The following is how Alexander Solzhenitsyn actually recorded this same incident in his The Gulag Archipelago (1973) book:
Following an operation, I am lying in the surgical ward of a camp hospital. I cannot move. I am hot and feverish, but nonetheless my thoughts do not dissolve into delirium, and I am grateful to Dr. Boris Nikolayevich Kornfeld, who is sitting beside my cot and talking to me all evening. The light has been turned out, so it will not hurt my eyes. There is no one else in the ward.
Fervently he tells me the long story of his conversion from Judaism to Christianity. I am astonished at the conviction of the new convert, at the ardor of his words.
We know each other very slightly, and he was not the one responsible for my treatment, but there was simply no one here with whom he could share his feelings. He was a gentle and well-mannered person. I could see nothing bad in him, nor did I know anything bad about him. However, I was on guard because Kornfeld had now been living for two months inside the hospital barracks, without going outside. He had shut himself up in here, at his place of work, and avoided moving around camp at all.
This meant that he was afraid of having his throat cut. In our camp it had recently become fashionable to cut the throats of stool pigeons. This has an effect. But who could guarantee that only stoolies were getting their throats cut? One prisoner had had his throat cut in a clear case of settling a sordid grudge. Therefore the self-imprisonment of Kornfeld in the hospital did not necessarily prove that he was a stool pigeon.
It is already late. The whole hospital is asleep. Kornfeld is finishing his story:
“And on the whole, do you know, I have become convinced that there is no punishment that comes to us in this life on earth which is undeserved. Superficially it can have nothing to do with what we are guilty of in actual fact, but if you go over your life with a fine-tooth comb and ponder it deeply, you will always be able to hunt down that transgression of yours for which you have now received this blow.”
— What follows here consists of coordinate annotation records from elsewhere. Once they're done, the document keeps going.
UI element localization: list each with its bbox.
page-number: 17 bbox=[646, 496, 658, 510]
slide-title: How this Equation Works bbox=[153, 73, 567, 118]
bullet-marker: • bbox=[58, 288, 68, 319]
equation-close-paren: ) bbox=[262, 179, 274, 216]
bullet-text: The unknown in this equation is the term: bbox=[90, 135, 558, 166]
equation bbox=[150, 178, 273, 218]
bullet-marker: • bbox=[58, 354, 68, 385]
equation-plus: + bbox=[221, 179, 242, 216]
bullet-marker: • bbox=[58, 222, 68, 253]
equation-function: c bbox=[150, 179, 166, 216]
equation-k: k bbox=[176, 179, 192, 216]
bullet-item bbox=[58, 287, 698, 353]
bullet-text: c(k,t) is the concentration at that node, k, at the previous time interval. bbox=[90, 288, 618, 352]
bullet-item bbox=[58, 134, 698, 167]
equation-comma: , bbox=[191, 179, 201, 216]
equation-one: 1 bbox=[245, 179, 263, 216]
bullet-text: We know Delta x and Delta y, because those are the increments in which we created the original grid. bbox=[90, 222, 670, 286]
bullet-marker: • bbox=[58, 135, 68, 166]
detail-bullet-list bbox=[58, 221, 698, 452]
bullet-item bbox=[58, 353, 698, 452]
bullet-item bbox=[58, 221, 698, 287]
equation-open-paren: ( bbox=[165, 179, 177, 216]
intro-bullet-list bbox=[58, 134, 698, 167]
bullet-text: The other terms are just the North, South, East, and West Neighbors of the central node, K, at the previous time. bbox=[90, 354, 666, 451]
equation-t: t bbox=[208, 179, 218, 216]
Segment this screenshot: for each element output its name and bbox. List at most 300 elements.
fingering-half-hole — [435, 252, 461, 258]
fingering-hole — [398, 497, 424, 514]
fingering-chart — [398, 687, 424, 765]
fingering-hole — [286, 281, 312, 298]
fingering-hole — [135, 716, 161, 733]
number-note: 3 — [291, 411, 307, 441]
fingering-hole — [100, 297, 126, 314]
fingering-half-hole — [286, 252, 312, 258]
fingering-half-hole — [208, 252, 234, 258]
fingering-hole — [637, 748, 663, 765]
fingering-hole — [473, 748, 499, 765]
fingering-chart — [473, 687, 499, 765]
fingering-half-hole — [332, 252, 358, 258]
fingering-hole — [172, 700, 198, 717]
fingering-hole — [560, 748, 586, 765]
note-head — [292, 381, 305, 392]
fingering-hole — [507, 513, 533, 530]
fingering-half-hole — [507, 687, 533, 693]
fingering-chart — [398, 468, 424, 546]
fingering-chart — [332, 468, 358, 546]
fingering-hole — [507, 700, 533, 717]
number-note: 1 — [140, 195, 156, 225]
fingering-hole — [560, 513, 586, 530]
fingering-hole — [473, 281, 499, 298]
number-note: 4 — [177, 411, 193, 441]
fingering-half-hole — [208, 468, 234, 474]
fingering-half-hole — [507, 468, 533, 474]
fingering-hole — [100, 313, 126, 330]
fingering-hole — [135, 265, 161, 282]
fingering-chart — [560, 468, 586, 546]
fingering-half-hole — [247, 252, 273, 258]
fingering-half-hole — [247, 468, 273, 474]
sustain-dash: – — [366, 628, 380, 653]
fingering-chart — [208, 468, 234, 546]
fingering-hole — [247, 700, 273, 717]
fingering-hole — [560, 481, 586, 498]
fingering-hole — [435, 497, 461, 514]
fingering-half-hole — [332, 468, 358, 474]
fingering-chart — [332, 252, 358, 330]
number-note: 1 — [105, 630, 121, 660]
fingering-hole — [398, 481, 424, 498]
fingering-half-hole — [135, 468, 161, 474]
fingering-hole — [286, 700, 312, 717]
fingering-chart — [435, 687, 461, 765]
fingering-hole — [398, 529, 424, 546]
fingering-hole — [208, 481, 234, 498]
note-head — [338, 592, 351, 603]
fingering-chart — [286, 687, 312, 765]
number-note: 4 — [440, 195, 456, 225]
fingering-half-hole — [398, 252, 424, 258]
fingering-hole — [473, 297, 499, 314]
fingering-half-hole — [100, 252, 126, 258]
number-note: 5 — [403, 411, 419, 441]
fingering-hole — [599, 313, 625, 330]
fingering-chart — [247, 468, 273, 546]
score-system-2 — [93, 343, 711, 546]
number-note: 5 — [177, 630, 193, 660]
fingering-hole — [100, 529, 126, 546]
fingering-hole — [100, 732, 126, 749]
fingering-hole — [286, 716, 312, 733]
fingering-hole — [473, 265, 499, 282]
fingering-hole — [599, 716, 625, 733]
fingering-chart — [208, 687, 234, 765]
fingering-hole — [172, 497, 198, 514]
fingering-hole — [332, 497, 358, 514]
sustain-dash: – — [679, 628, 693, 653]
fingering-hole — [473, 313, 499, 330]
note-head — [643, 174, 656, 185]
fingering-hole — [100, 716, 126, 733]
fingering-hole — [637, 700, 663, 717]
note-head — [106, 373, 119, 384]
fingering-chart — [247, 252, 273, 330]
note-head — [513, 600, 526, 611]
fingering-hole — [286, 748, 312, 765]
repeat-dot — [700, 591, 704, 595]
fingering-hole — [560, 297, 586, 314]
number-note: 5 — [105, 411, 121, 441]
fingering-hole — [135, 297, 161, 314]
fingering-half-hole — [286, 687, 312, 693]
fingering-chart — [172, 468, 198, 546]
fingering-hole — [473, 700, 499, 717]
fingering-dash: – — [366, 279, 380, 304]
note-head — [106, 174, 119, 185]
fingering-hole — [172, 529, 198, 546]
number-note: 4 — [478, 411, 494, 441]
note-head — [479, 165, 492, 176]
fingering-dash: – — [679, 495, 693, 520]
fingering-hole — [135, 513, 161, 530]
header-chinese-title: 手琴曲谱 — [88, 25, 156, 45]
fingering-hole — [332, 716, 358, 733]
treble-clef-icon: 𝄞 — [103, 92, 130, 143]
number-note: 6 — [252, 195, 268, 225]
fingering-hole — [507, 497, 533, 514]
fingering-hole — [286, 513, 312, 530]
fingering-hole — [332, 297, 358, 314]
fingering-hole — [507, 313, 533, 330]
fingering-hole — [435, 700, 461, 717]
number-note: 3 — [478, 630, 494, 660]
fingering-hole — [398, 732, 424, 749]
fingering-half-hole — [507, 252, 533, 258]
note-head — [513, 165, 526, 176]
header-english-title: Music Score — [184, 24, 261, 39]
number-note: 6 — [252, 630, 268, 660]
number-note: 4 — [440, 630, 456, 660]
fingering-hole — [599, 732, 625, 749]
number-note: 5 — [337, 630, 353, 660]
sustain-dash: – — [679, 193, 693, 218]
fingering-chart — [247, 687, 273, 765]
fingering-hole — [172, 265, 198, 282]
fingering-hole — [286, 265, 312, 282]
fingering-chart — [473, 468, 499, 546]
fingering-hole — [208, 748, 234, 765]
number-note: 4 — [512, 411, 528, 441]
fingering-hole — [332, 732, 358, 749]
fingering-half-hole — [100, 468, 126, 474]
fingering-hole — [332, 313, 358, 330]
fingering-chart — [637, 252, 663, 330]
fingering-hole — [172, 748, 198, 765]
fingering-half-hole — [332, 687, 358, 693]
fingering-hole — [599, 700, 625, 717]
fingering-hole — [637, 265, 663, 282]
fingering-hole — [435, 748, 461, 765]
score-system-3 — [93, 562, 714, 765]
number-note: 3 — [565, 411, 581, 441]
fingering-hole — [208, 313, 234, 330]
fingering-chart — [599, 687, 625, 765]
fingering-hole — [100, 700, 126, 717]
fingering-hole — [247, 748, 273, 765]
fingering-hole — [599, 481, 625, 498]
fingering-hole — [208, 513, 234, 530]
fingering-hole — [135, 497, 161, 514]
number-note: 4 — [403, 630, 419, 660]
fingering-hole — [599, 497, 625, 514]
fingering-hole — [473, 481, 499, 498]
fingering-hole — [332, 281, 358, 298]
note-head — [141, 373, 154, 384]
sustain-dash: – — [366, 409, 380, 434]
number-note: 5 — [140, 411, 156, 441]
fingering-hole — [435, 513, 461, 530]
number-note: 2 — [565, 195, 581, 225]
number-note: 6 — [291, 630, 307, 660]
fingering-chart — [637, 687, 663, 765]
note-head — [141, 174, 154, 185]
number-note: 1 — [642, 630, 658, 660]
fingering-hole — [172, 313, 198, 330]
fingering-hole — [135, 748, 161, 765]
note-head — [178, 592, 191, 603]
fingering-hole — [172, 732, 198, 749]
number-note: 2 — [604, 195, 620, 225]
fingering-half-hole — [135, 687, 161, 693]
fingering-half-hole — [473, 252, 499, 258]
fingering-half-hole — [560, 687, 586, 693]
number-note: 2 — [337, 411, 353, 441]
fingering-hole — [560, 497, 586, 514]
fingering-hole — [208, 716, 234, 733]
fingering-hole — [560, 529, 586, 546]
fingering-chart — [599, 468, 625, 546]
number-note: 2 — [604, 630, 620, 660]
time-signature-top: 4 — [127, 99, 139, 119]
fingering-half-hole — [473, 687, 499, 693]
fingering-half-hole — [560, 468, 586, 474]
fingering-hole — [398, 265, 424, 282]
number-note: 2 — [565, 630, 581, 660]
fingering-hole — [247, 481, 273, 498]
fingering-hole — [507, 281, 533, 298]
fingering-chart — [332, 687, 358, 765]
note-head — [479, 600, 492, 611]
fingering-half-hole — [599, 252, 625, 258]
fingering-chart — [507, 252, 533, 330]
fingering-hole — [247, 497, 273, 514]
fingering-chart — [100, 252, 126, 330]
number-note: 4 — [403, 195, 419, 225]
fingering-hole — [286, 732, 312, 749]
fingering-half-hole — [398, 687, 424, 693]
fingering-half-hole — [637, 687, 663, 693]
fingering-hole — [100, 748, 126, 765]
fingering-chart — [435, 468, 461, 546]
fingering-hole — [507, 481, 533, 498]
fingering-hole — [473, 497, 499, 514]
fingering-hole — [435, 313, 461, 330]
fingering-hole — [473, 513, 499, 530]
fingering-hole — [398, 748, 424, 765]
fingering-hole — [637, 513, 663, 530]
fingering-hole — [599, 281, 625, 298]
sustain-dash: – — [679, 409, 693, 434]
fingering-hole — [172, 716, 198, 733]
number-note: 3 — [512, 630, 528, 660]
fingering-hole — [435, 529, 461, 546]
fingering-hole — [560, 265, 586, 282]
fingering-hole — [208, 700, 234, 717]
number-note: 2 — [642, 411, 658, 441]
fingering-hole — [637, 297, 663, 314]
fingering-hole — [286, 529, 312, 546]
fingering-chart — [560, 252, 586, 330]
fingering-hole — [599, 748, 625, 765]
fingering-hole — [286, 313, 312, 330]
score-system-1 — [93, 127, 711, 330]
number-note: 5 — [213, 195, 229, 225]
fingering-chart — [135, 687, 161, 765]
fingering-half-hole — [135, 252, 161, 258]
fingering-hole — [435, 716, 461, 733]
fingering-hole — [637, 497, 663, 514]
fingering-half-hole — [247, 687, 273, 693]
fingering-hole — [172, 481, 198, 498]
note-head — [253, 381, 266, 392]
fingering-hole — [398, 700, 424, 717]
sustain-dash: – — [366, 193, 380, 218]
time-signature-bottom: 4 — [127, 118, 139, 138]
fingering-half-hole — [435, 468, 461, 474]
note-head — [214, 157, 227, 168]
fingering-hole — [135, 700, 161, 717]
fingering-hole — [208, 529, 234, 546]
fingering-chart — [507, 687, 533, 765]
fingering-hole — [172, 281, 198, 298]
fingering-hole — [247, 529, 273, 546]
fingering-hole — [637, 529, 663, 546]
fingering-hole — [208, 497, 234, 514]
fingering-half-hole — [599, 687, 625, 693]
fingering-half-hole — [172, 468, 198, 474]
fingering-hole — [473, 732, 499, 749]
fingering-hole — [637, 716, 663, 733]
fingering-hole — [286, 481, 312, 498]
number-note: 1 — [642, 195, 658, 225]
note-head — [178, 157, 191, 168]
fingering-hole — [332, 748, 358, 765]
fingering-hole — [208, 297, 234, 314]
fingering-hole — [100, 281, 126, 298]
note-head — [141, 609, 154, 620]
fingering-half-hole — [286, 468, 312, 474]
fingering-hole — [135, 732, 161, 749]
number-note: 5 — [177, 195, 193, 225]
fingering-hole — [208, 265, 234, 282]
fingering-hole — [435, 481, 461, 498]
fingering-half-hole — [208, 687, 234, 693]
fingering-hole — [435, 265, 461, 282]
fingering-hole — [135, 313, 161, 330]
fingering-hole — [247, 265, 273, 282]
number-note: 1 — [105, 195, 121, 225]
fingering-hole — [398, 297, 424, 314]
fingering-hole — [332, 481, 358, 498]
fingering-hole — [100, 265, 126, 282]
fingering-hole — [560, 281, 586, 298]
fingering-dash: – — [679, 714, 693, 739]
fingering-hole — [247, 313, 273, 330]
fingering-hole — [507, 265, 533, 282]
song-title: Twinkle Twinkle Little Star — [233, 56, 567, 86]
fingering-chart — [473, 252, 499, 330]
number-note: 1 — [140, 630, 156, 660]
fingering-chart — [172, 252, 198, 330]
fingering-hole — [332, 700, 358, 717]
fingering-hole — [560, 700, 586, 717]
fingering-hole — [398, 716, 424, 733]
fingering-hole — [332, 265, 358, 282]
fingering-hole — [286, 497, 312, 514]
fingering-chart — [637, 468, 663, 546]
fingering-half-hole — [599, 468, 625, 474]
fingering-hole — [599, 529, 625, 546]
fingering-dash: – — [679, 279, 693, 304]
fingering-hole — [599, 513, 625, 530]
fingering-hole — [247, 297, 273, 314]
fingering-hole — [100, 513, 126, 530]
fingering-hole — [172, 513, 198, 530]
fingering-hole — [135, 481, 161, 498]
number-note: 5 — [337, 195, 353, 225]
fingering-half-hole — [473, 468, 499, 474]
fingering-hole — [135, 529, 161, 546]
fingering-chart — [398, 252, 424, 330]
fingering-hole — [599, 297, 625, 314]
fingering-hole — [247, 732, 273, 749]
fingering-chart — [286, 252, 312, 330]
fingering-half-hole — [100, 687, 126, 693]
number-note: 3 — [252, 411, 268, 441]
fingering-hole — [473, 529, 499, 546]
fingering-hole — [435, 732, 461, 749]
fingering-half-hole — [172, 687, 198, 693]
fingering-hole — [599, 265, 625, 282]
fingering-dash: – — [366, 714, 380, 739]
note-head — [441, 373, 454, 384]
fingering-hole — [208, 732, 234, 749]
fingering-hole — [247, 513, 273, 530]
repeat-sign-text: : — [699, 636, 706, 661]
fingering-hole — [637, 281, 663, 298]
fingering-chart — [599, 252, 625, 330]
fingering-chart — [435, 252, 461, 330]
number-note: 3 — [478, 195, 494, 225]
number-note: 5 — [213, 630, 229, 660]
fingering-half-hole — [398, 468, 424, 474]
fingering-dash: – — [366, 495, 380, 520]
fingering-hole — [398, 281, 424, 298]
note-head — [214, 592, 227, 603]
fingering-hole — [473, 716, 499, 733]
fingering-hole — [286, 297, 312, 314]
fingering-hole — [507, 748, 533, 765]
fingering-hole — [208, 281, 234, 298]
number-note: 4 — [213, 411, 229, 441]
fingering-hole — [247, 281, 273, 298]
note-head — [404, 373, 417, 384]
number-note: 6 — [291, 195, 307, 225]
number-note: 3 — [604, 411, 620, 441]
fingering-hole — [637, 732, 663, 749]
I cannot see his face. Through the window come only the scattered reflections of the lights of the perimeter outside. The door from the corridor gleams in a yellow electrical glow. But there is such mystical knowledge in his voice that I shudder.
Those were the last words of Boris Kornfeld. Noiselessly he went into one of the nearby wards and there lay down to sleep. Everyone slept. There was no one with whom he could speak. I went off to sleep myself.
I was wakened in the morning by running about and tramping in the corridor; the orderlies were carrying Kornfeld’s body to the operating room. He had been dealt eight blows on the skull with a plasterer’s mallet while he slept. He died on the operating table, without regaining consciousness.
One man’s hope which did not seem to outlast the night lasted not only for years but changed the world. God does this.